Brown: Let me just go to what I take to be the heart of your question: Is Marx’s labor theory of value still potent in explaining how capitalism works? How capital accumulates and what the labor-capital relation is and how exploitation figures at the heart of it? My answer is yes – and no. Yes, there are, of course, many sites in the world that are producing the goods that we use (clothing, food, iPhones, machinery), all the stuff of life that, through an exploitative labor relation, generates profitability for capital. That said, the so-called “real economy,” the “productive economy,” is, as you know, a shrinking portion of the total growth and wealth production today. Instead we have a financial sector that is not only a site of value itself – and I do want to insist on that – but also has increasingly drawn even productive capital into its orbit. There is no separation anymore; increasingly, everyone has to be financialized. Here’s an example: Auto manufacturers in the United States extract more income (rent) from car loans than car sales. They are more heavily involved in the financial dimension of the industry than in the production and sale dimension. Where’s that labor theory of value now? Is financialization itself something that produces value through the exploitation of labor? My answer to this is no. There, we need to shift to a different understanding of value and I do not think Marx helps us here. We have big arguments about this in the world of scholarly neoliberal and financial-critical theory: those who think Marx had it all right, noting that he even had a theory of finance capital, and that still his labor value theory holds above all, versus those of us who think that some of the world still runs in that way but that financialization has changed so much that we need to rethink theories of value that can capture shareholder value, as well as the return to rent extraction.

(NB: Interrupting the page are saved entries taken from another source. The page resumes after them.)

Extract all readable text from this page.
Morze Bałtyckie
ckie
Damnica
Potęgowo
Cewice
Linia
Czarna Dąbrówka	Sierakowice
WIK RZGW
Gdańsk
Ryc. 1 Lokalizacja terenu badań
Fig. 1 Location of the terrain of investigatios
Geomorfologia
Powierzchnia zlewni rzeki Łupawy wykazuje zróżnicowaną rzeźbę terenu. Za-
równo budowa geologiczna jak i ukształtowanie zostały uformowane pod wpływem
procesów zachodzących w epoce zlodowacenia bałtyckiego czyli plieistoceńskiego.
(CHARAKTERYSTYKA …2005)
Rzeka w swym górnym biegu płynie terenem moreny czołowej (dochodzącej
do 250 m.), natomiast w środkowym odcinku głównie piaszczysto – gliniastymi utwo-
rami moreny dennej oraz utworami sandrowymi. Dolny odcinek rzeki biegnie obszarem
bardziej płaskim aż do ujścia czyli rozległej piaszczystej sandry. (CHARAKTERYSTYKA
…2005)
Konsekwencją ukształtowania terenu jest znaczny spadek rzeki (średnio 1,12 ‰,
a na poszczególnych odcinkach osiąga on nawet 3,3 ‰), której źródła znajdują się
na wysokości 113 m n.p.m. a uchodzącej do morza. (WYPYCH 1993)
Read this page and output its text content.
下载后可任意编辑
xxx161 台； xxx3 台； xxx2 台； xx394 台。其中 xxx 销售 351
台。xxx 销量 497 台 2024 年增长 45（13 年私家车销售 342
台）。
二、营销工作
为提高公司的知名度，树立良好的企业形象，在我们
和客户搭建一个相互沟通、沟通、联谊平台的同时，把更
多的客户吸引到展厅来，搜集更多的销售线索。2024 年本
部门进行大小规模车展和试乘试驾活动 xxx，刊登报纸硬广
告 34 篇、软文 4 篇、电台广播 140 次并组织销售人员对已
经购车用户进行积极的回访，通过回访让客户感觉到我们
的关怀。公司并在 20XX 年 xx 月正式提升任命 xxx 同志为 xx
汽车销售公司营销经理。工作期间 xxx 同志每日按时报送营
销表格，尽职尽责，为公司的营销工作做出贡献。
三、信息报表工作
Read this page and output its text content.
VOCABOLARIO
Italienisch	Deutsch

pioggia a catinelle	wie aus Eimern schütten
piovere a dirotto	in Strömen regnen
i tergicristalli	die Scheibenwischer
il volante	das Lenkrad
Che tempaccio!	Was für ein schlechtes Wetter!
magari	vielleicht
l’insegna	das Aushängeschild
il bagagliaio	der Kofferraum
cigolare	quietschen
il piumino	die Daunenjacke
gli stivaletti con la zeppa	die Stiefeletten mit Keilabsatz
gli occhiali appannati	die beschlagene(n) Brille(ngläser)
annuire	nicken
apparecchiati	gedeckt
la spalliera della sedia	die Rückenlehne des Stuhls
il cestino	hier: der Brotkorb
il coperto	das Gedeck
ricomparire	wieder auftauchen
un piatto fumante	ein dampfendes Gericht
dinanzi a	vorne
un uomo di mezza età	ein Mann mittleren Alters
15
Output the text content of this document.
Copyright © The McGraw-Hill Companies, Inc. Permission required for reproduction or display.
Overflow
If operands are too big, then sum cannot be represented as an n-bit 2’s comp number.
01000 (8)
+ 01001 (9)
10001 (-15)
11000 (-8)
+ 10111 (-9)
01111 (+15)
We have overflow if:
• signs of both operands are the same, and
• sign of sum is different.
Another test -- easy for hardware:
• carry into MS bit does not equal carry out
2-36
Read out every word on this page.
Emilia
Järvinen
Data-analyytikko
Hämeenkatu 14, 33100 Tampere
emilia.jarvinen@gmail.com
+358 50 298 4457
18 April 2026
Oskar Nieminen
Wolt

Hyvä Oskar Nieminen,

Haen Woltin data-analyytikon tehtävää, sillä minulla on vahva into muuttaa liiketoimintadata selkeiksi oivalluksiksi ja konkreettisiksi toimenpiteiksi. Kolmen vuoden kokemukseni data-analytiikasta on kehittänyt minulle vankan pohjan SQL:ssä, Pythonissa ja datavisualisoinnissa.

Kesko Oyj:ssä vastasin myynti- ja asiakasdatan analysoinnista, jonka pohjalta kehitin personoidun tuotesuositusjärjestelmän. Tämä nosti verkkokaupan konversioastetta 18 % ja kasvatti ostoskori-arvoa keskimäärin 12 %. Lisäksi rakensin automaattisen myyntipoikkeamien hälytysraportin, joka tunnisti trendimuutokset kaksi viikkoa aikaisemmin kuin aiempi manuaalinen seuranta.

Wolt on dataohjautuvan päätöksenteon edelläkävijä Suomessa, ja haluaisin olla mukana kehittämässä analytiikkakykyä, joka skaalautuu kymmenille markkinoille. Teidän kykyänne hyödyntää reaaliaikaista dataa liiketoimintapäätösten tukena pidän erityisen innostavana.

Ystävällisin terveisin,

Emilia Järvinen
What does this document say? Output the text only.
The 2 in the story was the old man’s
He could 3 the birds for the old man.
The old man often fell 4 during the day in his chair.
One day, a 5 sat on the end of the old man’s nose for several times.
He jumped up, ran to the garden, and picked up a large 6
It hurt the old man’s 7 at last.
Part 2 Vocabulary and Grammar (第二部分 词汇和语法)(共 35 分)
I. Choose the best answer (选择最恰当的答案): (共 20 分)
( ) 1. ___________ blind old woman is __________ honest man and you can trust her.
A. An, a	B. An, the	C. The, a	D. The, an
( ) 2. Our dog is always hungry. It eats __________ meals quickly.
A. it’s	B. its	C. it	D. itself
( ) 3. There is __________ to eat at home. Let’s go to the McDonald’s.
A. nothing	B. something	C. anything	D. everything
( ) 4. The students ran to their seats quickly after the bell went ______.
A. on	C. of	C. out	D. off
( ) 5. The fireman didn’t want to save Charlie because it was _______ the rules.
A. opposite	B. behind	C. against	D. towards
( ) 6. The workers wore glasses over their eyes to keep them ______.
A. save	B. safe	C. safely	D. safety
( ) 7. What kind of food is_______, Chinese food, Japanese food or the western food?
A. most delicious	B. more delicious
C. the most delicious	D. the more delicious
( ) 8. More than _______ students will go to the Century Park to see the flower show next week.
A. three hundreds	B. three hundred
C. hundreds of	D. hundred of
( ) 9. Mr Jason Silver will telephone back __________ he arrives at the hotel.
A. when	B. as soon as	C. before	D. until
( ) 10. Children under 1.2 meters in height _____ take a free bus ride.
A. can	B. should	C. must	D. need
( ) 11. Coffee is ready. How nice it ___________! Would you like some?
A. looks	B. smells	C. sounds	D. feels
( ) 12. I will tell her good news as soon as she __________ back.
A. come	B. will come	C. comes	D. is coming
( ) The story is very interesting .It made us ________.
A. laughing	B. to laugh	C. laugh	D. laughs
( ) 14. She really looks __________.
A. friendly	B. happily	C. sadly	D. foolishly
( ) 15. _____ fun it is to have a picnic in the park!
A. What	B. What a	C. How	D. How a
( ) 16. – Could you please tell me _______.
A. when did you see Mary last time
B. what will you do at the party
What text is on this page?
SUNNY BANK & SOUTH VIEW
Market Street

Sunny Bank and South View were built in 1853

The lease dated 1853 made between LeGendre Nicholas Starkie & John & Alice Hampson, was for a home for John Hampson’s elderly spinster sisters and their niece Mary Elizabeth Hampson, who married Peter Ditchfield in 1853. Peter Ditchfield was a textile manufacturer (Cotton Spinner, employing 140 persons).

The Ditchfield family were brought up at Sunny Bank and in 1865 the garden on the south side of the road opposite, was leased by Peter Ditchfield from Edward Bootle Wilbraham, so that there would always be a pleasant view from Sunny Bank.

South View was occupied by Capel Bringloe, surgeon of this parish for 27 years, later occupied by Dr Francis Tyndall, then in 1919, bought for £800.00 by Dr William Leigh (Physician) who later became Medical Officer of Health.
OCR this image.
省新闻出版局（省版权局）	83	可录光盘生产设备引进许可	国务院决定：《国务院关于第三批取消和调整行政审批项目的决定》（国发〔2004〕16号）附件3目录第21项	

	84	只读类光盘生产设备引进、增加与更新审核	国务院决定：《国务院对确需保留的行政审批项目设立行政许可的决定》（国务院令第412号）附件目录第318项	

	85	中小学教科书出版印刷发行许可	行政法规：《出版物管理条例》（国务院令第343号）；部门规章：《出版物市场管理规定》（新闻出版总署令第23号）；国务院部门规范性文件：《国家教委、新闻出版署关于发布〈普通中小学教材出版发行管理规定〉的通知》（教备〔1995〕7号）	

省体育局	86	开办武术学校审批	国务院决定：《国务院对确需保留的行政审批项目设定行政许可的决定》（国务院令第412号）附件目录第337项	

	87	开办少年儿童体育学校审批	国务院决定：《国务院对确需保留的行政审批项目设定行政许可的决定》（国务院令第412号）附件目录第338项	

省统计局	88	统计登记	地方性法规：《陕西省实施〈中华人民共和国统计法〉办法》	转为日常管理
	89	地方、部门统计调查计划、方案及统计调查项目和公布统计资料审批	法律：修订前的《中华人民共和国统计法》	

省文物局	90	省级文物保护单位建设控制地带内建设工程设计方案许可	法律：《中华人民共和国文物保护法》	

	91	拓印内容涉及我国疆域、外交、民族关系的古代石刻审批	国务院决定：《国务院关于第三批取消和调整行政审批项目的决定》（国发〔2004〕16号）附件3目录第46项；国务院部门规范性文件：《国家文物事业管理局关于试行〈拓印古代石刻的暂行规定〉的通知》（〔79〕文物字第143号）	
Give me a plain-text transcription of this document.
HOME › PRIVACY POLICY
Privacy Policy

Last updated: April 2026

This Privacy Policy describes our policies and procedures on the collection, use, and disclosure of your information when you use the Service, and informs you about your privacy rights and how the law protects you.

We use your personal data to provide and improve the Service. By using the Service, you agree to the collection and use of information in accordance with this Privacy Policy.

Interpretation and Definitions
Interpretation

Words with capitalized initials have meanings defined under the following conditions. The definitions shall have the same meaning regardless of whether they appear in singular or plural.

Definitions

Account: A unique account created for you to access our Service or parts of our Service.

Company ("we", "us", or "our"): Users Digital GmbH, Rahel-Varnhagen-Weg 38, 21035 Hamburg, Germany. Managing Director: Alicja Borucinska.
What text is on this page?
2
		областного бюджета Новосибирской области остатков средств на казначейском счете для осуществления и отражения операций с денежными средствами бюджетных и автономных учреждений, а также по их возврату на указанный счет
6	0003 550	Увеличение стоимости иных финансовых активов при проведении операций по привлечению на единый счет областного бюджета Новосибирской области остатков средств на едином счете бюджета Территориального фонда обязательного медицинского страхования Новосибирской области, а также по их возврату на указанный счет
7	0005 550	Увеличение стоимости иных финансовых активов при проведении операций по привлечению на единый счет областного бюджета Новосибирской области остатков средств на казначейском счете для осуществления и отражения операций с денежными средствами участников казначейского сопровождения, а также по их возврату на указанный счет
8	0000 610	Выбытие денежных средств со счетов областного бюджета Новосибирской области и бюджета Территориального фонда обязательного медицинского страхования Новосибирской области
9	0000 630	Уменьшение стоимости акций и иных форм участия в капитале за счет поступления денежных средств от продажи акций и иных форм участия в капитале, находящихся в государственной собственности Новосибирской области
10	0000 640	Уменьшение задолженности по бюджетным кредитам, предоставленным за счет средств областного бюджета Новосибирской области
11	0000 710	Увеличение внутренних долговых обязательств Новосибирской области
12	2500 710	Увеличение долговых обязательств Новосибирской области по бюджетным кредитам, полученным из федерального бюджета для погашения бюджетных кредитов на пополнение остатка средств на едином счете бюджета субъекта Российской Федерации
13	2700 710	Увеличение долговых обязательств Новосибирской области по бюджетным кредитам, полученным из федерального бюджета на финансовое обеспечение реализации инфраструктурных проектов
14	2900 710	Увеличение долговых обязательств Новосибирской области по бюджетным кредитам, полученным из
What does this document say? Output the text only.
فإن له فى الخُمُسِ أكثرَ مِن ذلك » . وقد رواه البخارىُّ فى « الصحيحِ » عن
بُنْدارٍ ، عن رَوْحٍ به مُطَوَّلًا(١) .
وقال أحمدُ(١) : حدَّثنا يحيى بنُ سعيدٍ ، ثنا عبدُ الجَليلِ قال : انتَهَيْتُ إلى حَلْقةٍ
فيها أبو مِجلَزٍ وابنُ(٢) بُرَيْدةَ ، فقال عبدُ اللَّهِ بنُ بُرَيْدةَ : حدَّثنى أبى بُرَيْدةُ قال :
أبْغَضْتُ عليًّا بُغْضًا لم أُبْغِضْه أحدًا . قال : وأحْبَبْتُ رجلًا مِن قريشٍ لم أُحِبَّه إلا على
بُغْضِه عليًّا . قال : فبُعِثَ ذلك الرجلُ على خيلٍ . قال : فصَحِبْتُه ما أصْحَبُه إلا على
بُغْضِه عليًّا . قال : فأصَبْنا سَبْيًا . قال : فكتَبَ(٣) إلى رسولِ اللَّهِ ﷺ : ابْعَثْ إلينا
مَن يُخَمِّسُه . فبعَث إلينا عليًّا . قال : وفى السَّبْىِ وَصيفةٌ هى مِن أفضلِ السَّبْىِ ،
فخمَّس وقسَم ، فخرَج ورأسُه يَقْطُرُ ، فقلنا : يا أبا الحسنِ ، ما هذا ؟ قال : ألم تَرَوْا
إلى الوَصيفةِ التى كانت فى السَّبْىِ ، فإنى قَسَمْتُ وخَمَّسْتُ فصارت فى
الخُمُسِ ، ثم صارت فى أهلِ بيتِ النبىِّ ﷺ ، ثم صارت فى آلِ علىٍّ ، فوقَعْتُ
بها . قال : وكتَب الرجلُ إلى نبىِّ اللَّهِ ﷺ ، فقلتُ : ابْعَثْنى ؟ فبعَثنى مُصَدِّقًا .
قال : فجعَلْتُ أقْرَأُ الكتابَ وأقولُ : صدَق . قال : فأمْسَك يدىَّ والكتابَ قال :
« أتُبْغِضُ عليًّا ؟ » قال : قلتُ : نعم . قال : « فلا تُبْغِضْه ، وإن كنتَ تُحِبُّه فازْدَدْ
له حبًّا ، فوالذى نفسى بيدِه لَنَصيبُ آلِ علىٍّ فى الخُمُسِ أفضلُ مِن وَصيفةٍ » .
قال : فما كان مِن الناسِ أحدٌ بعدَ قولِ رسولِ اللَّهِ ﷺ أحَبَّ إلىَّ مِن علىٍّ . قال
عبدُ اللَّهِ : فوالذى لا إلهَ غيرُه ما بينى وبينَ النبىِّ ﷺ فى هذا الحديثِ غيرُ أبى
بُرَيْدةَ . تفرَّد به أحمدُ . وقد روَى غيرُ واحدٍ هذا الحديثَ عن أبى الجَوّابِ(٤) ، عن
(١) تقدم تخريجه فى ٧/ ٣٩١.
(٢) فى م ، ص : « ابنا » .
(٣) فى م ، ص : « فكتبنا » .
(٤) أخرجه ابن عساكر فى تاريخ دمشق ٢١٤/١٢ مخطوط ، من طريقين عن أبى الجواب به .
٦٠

Graw: I would take sides with the Marxists here because Marx demonstrated how so-called unproductive labor, which is what we find in the world of finance, still implies exploitation and the production of surplus value because it helps reduce its costs. With Marx in mind, we can actually analyze how the expanded sphere of circulation, the sphere of finance capital, isn’t absolutely opposed to the productive sphere – both overlap and Marx doesn’t draw an absolute distinction between them.

Brown: I don’t think Marx can help you understand why, without turning a profit and in fact running deep in the red, Uber can be valued at 65 billion dollars. Why is its value enhanced even when it loses money, when it runs off of its investors? One could also ask what it means to be able, as an individual, to enhance your value or enhance the value of any dimension of your portfolio, monetized or not monetized, apart from the question of labor. Marx is indispensable to understanding many features and characteristics of capital, broadly defined. But we can no longer think about capital as simply a mode of production, a vast world of commodities produced through the exploitation of labor. To understand the world that we are navigating today, that we are governed and incited and freaked out by today, we need Marx - but we also need much more than only Marx. You know who would be the first to agree with that statement were he alive? Marx.